The bloodshed could get worse before it gets better. By pulling out of the war zone, Israel may be inviting an escalation in the fighting that could bring it into direct confrontation with Syria, which has 35,000 troops in Lebanon and calls the shots there. Israel has vowed to quit Lebanon regardless of whether it strikes a peace deal with Syria. And in Geneva last week U.S. President Bill Clinton failed to persuade Syrian leader Hafez Assad to restart peace talks with Israel—making it almost certain that Israel will follow through on its promise. In that case, Syria, which has been using Hizbullah to try to press Israel into returning the Golan Heights, will likely push the guerrillas to attack towns inside Israel. And that’s something Israel will not stand for. “Our responses to attacks either on our civilians or on our soldiers will necessarily be quick and harsh,” says Ephraim Sneh, Israel’s deputy Defense minister, who is in charge of planning the withdrawal.
Hizbullah’s goal all along has been to push Israel out of Lebanon. And unlike the Israeli soldiers crouched behind their earthworks, Hizbullah guerrillas are eager to die for their cause. Haydhar Madhloum is one of the men who inspires fear in the Israeli troops of Rotem. A 28-year-old who took up arms at 16, Madhloum was part of the team of Hizbullah guerrillas that killed the seven Israeli soldiers earlier this year. A year ago shrapnel from a shell fired by an Israeli Merkava tank hit Madhloum in the head, a wound he thought would be fatal. “I felt the pleasure of jihad,” he tells NEWSWEEK. But even that taste of martyrdom does not make Madhloum want to pursue the Israelis across the border once they have ended their occupation. “When they withdraw, that will be our victory,” he says.
Even so, Hizbullah may have no choice but to keep fighting. Syria controls the guerrilla group’s supply lines and exerts total control over Lebanon. That means Damascus can force Hizbullah to keep fighting on its behalf at least until its goal—the return of the Golan Heights, which Israel captured in 1967—is achieved.
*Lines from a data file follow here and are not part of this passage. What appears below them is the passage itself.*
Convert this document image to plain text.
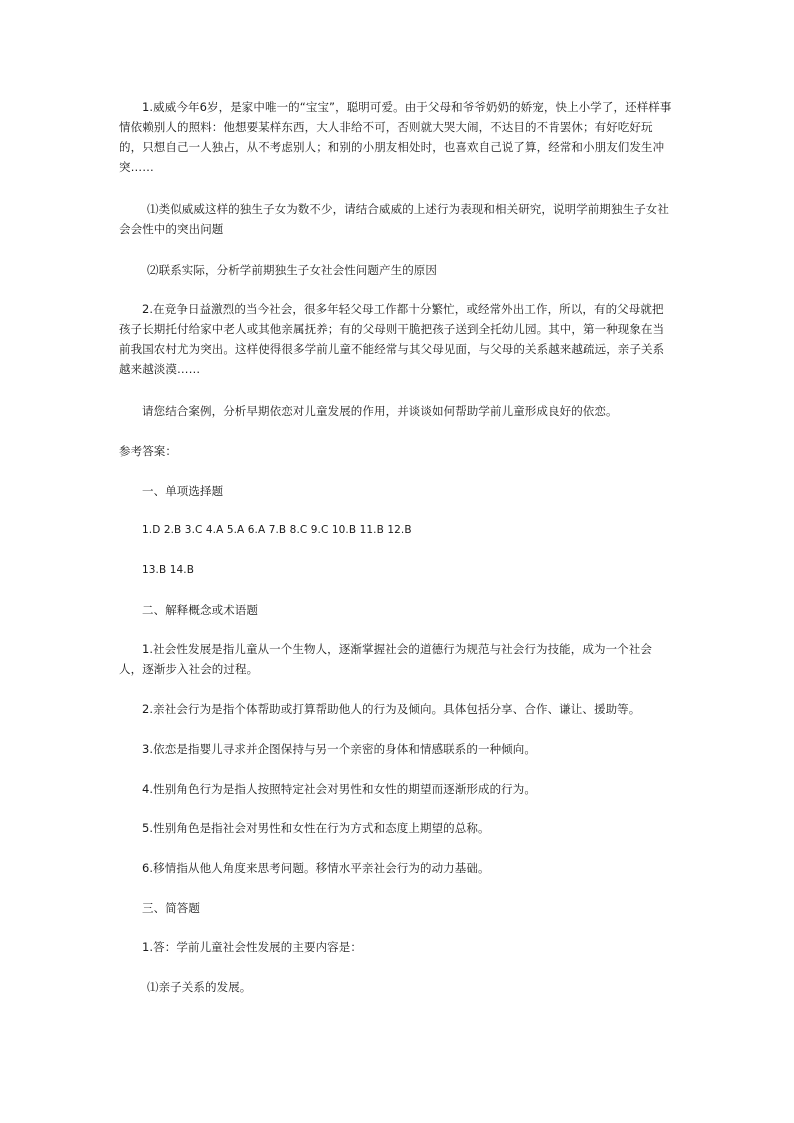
1.威威今年6岁，是家中唯一的“宝宝”，聪明可爱。由于父母和爷爷奶奶的娇宠，快上小学了，还样样事情依赖别人的照料：他想要某样东西，大人非给不可，否则就大哭大闹，不达目的不肯罢休；有好吃好玩的，只想自己一人独占，从不考虑别人；和别的小朋友相处时，也喜欢自己说了算，经常和小朋友们发生冲突……

⑴类似威威这样的独生子女为数不少，请结合威威的上述行为表现和相关研究，说明学前期独生子女社会会性中的突出问题

⑵联系实际，分析学前期独生子女社会性问题产生的原因

2.在竞争日益激烈的当今社会，很多年轻父母工作都十分繁忙，或经常外出工作，所以，有的父母就把孩子长期托付给家中老人或其他亲属抚养；有的父母则干脆把孩子送到全托幼儿园。其中，第一种现象在当前我国农村尤为突出。这样使得很多学前儿童不能经常与其父母见面，与父母的关系越来越疏远，亲子关系越来越淡漠……

请您结合案例，分析早期依恋对儿童发展的作用，并谈谈如何帮助学前儿童形成良好的依恋。

参考答案：

一、单项选择题

1.D 2.B 3.C 4.A 5.A 6.A 7.B 8.C 9.C 10.B 11.B 12.B

13.B 14.B

二、解释概念或术语题

1.社会性发展是指儿童从一个生物人，逐渐掌握社会的道德行为规范与社会行为技能，成为一个社会人，逐渐步入社会的过程。

2.亲社会行为是指个体帮助或打算帮助他人的行为及倾向。具体包括分享、合作、谦让、援助等。

3.依恋是指婴儿寻求并企图保持与另一个亲密的身体和情感联系的一种倾向。

4.性别角色行为是指人按照特定社会对男性和女性的期望而逐渐形成的行为。

5.性别角色是指社会对男性和女性在行为方式和态度上期望的总称。

6.移情指从他人角度来思考问题。移情水平亲社会行为的动力基础。

三、简答题

1.答：学前儿童社会性发展的主要内容是：

⑴亲子关系的发展。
At the end of last year it looked as if peace was near and the fighters on both sides would be able to go home. Then talks broke down over Syria’s insistence that the borders be redrawn to give it a foothold on the shores of the Sea of Galilee. Even Clinton couldn’t get Assad to budge. Now the best hope for the fighters is that the United Nations will recognize Israel’s withdrawal as fulfilling long-standing U.N. resolutions prohibiting occupation of foreign territory. In that case, U.N. peacekeepers might be called in to fill the gap left by the retreating Israelis—something that Israeli Foreign Minister David Levy will request this week during a meeting with U.N. Secretary-General Kofi Annan. Israel must also hope that the Syrians will be cowed by the prospect of massive retaliation for any attack across the border by Hizbullah or Palestinian splinter groups.
Meanwhile, at the Rotem outpost, Israeli troops are steeling themselves for the next round of fighting. Guy Elazari will be among the last soldiers to man the fortifications his father helped build in 1979, during the early days of Israel’s involvement in Lebanon. “There is a feeling of tension because the withdrawal is near,” the 21-year-old soldier says. “We know the escalation is yet to come.” Even when Elazari pulls out of Lebanon for his home in the border town of Nahariya, he knows he’ll still be on the front line.